À l’heure où, en France, plus de 100 milliards d’euros d’investissements par an pendant plusieurs décennies seront nécessaires pour investir en faveur de la transition écologique (entre 400 et 500 milliards à l’échelle de l’Union européenne), il n’est pas concevable que l’État et les collectivités territoriales ne puissent faire appel à un financement monétaire par la Banque centrale et qu’ils continuent à être obligés d’emprunter sur les marchés financiers. Enfin, le contrôle démocratique de la BCE doit s’exercer pour que celle-ci ne puisse refinancer les banques que si les crédits que celles-ci accordent à l’économie répondent à des critères sociaux et environnementaux stricts, loin de la taxonomie de la Commission européenne qui intègre le gaz et l’énergie nucléaire dans les activités « vertes » ou « durables ». (...)

loin d’adopter rapidement des mesures en faveur d’une réelle transition (voyez le résultat désastreux de la COP26 à Glasgow), ils font le pari de l’ouverture d’un marché « vert », grâce à une finance « verte » fondée sur la multiplication d’actifs financiers affublés de la même couleur, pendant que les multinationales repeignent leur communication et que les banques continuent de financer les industries fossiles ou extractives. Le capitalisme vert et la croissance verte sont des oxymores. Il s’ensuit que les plans de relance imaginés pour sortir de la crise pandémique font comme si l’on pouvait retrouver la trajectoire ancienne, une fois la « parenthèse » de la pandémie refermée. Le « monde d’après » comme clone du « monde d’avant ». Mais c’est justement celui-ci qui est la cause des désastres. Le cocasse, si ce n’était pas dramatique, est que les centaines de milliards à l’échelle européenne prévus pour le budget 2021-2027 seraient à peine suffisants pour une seule année. La problématique du revenu universel inconditionnel part d’un bon sentiment, mais se heurte à des contradictions insurmontables. D’abord, le risque est de le voir s’instaurer, au moins en partie, à la place de la protection sociale.

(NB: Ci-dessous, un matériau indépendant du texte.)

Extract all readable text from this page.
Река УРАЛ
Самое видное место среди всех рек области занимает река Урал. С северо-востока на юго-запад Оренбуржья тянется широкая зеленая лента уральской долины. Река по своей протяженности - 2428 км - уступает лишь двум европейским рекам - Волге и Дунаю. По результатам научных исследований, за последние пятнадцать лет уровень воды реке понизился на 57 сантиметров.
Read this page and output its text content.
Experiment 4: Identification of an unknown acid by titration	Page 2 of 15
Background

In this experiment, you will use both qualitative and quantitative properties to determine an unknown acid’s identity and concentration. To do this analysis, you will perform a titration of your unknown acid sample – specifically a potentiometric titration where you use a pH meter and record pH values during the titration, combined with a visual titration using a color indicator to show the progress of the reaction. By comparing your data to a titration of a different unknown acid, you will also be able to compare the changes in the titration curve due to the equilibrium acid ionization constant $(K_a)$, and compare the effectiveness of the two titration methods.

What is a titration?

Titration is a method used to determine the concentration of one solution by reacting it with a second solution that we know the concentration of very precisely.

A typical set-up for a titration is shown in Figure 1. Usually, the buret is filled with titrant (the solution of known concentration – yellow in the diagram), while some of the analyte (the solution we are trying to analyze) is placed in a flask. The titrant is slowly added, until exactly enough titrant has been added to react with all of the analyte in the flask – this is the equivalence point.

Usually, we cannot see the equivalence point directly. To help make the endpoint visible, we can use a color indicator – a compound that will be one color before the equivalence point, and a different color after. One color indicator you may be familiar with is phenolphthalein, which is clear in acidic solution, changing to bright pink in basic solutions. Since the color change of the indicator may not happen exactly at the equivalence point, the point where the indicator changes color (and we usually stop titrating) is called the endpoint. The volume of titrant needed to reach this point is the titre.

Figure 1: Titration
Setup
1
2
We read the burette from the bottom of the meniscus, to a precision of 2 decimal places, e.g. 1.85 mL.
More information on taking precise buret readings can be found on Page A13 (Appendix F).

Ensuite, il surfe sur la croyance en une manne miraculeuse qui jaillirait du dehors du travail productif collectif. Enfin, au lieu d’imaginer une réduction du temps de travail répartie sur tous, ils ne l’envisagent que par un retrait individuel de l’emploi. Au-delà de ces aspects économiques, les partisans du revenu universel abandonnent trop souvent la nécessité d’une insertion des individus dans toutes les sphères de la vie sociale, en l’occurrence celle du travail. La réduction de la pauvreté ne passera pas par un revenu universel mais par un bouleversement qualitatif du système productif et de l’emploi et, dans l’attente que celui-ci produise ses effets, par le versement d’un revenu garanti à ceux qui sont dépourvus d’emploi.

En quoi l’émancipation peut-elle s’identifier à l’émergence d’un socialisme démocratique et écologique à inventer ?

Quand on fait le bilan analytique, on mesure la difficulté stratégique pour enclencher les transformations radicales. Les rapports de forces étant bloqués en faveur du capital à peu près partout dans le monde, le risque autoritaire, pour ne pas dire plus, grandissant chaque jour, la condition première pour amorcer les transformations peut être l’introduction de la démocratie dans tous les rouages de la société, à commencer par les entreprises dont elle est totalement absente. La mise sous contrôle citoyen des décisions engageant l’avenir permettrait de jeter les bases d’une planification démocratique dont on a urgemment besoin pour rendre compatible l’ensemble des objectifs sociaux et écologiques. Cela signifie que la question de la propriété collective des moyens de production, fer de lance du socialisme au XXe siècle, n’est pas abandonnée mais radicalement remodelée sous les impératifs de la démocratie, du respect du travail et de l’institution des biens communs inaliénables.